Otto Schily, Hans-Christian Ströbele und Horst Mahler sind drei Figuren von denkbar unterschiedlicher Façon. Ströbele sitzt als das „linke Gewissen der Grünen“ im Bundestag, Schily hat als ehemaliger Innenminister mit den „Otto-Katalogen“ die ersten restriktiven Anti-Terror-Gesetze seit dem 11. September eingeführt und Mahler ist Rechtsextremist und ehemaliges Führungsmitglied der NPD.
Vor rund 40 Jahren sah das noch ganz anders aus. Ein Bild aus den 1970er Jahren zeigt die Drei noch in Eintracht. Mahler, vollbärtig, sitzt auf der Anklagebank in Stuttgart-Stammheim als einer der angeklagten Gründungsmitglieder der Roten Armee Fraktion (RAF).
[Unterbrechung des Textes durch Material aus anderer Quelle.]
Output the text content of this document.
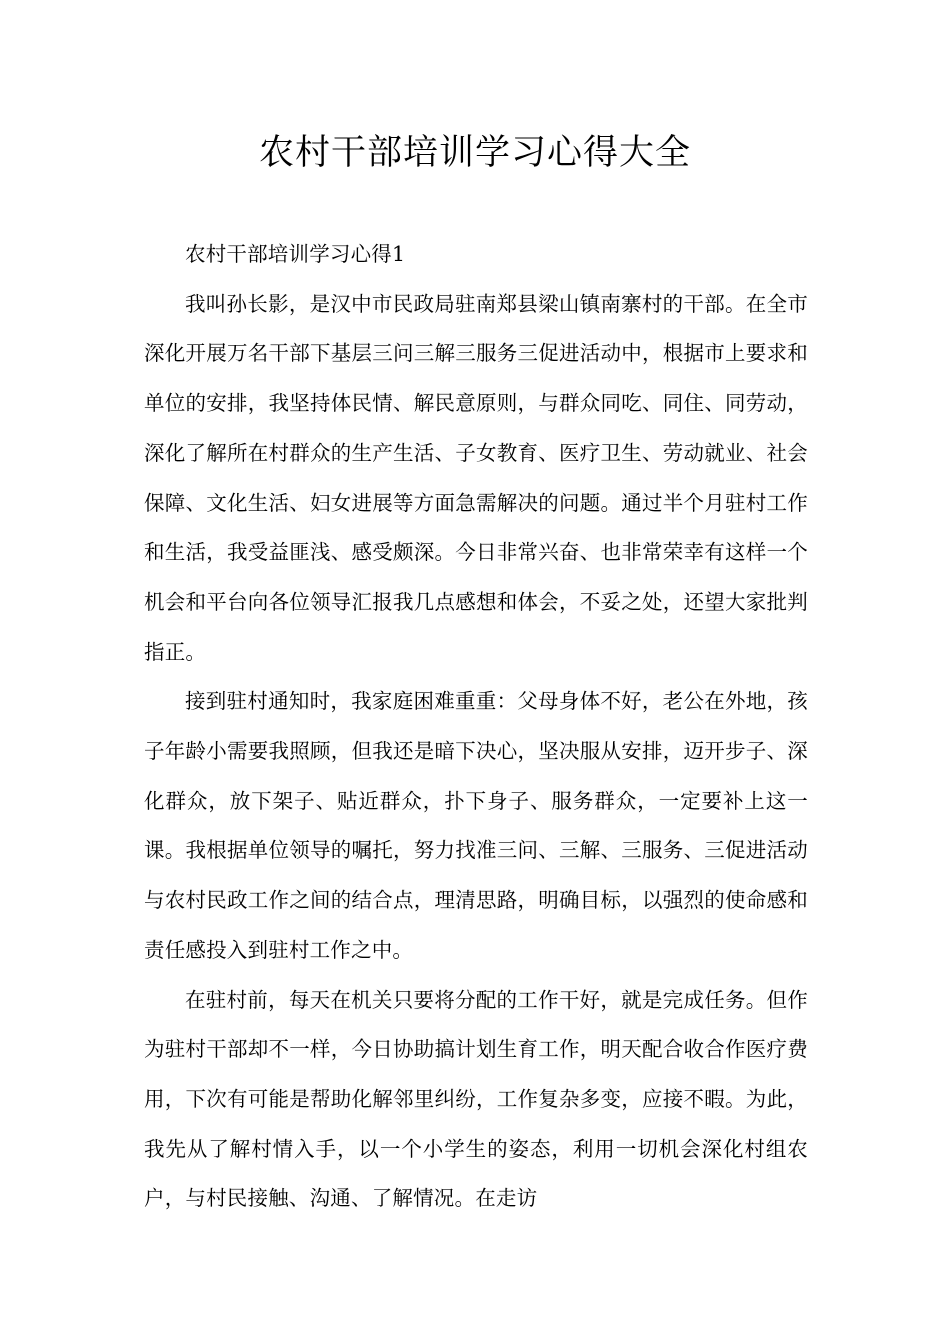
农村干部培训学习心得大全

农村干部培训学习心得1

我叫孙长影，是汉中市民政局驻南郑县梁山镇南寨村的干部。在全市深化开展万名干部下基层三问三解三服务三促进活动中，根据市上要求和单位的安排，我坚持体民情、解民意原则，与群众同吃、同住、同劳动，深化了解所在村群众的生产生活、子女教育、医疗卫生、劳动就业、社会保障、文化生活、妇女进展等方面急需解决的问题。通过半个月驻村工作和生活，我受益匪浅、感受颇深。今日非常兴奋、也非常荣幸有这样一个机会和平台向各位领导汇报我几点感想和体会，不妥之处，还望大家批判指正。

接到驻村通知时，我家庭困难重重：父母身体不好，老公在外地，孩子年龄小需要我照顾，但我还是暗下决心，坚决服从安排，迈开步子、深化群众，放下架子、贴近群众，扑下身子、服务群众，一定要补上这一课。我根据单位领导的嘱托，努力找准三问、三解、三服务、三促进活动与农村民政工作之间的结合点，理清思路，明确目标，以强烈的使命感和责任感投入到驻村工作之中。

在驻村前，每天在机关只要将分配的工作干好，就是完成任务。但作为驻村干部却不一样，今日协助搞计划生育工作，明天配合收合作医疗费用，下次有可能是帮助化解邻里纠纷，工作复杂多变，应接不暇。为此，我先从了解村情入手，以一个小学生的姿态，利用一切机会深化村组农户，与村民接触、沟通、了解情况。在走访
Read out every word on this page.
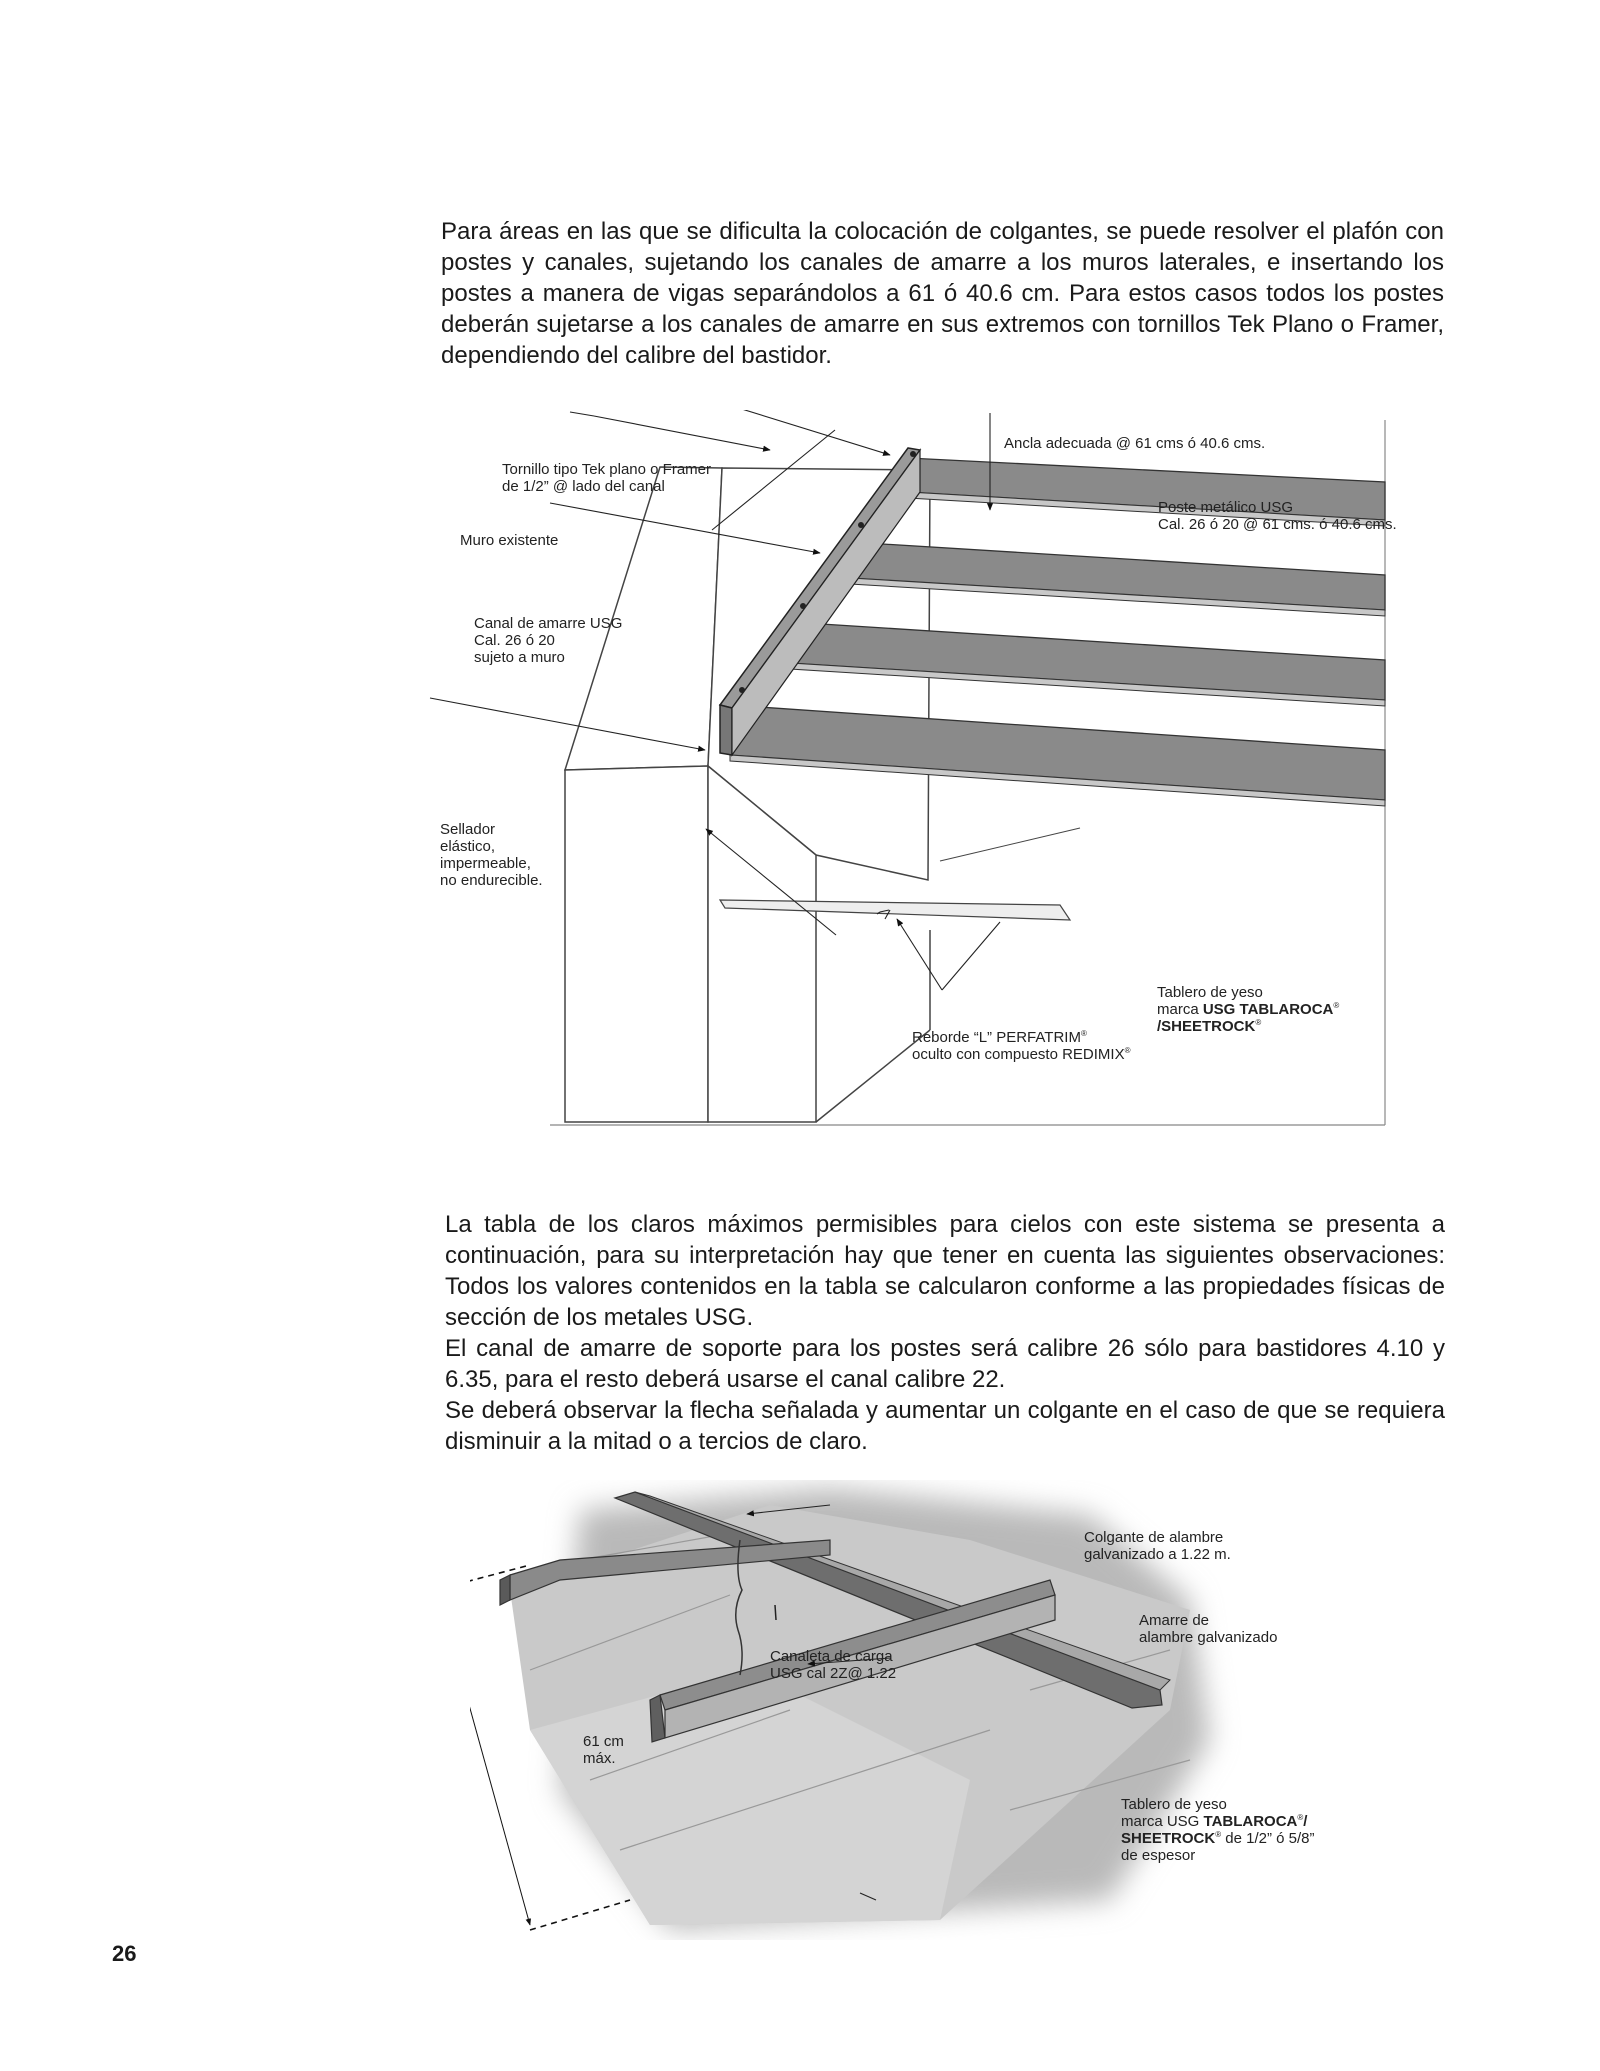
Para áreas en las que se dificulta la colocación de colgantes, se puede resolver el plafón con postes y canales, sujetando los canales de amarre a los muros laterales, e insertando los postes a manera de vigas separándolos a 61 ó 40.6 cm. Para estos casos todos los postes deberán sujetarse a los canales de amarre en sus extremos con tornillos Tek Plano o Framer, dependiendo del calibre del bastidor.

Ancla adecuada @ 61 cms ó 40.6 cms.
Tornillo tipo Tek plano o Framer
de 1/2” @ lado del canal
Poste metálico USG
Cal. 26 ó 20 @ 61 cms. ó 40.6 cms.
Muro existente
Canal de amarre USG
Cal. 26 ó 20
sujeto a muro
Sellador
elástico,
impermeable,
no endurecible.
Tablero de yeso
marca USG TABLAROCA®
/SHEETROCK®
Reborde “L” PERFATRIM®
oculto con compuesto REDIMIX®

La tabla de los claros máximos permisibles para cielos con este sistema se presenta a continuación, para su interpretación hay que tener en cuenta las siguientes observaciones: Todos los valores contenidos en la tabla se calcularon conforme a las propiedades físicas de sección de los metales USG.

El canal de amarre de soporte para los postes será calibre 26 sólo para bastidores 4.10 y 6.35, para el resto deberá usarse el canal calibre 22.

Se deberá observar la flecha señalada y aumentar un colgante en el caso de que se requiera disminuir a la mitad o a tercios de claro.

Colgante de alambre
galvanizado a 1.22 m.
Amarre de
alambre galvanizado
Canaleta de carga
USG cal 2Z@ 1.22
61 cm
máx.
Tablero de yeso
marca USG TABLAROCA®/
SHEETROCK® de 1/2” ó 5/8”
de espesor
26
An seiner Seite seine beiden Strafverteidiger Schily und Ströbele.
„Das ist nicht unser Staat,“ sagt Hans-Christian Ströbele und benennt damit das den drei Anwälten gemeinsame Element. Mit Enthusiasmus und Mut treiben Ströbele und Schily die ihnen gemeinsamen Ideen und Ziele in etlichen Prozessen mit Worten und Argumenten voran. Rechtsstaatlichkeit ist ihr gemeinsames Bekenntnis, mithilfe derer sie ihre Vorstellung von Gerechtigkeit und Gleichheit im deutschen Staat durchsetzen möchten. „Verständnis soll der Öffentlichkeit untersagt werden, Denkverbote werden errichtet“, wettert Schily unerschrocken vor der Presse über Umstände des Stammheim-Prozesses.
Diese Konstellation dient der Regisseurin Birgit Schulz in ihrer Dokumentation „Die Anwälte“ als Ausgangspunkt für eine Reise durch die jüngere deutsche Geschichte, auf der sie nicht nur die Biographien ihrer drei Protagonisten in den Kontext ihrer Zeit setzt. Sie zeichnet gleichzeitig eindrucksvoll nach, wie die in ihrer Idee einst Geeinten sich in ihrer Auffassung von Rechtsstaatlichkeit von ihrem gemeinsamen Ursprung aus in derart unterschiedliche Richtungen entwickelt haben, dass ihre Einstellungen heute im krassen Gegensatz zueinander stehen. Einen Bruch mit der eigenen Linie von damals sieht in seiner heutigen Position gleichwohl keiner der Drei. „Das ist eine Entwicklung“, sagt Mahler trocken über seinen Wandel.
In geschickt verwobenen Elementen aus historischem Archivmaterial und persönlichen Interviews eröffnet Schulz einen Zugang zu den Persönlichkeiten, der durch ein beeindruckendes Maß an Intimität und Authentizität einen tiefen Eindruck ihrer Entwicklung erlaubt. Eine spannende, faszinierende Dokumentation, die einiges über die politische Entwicklung in Deutschland erzählt.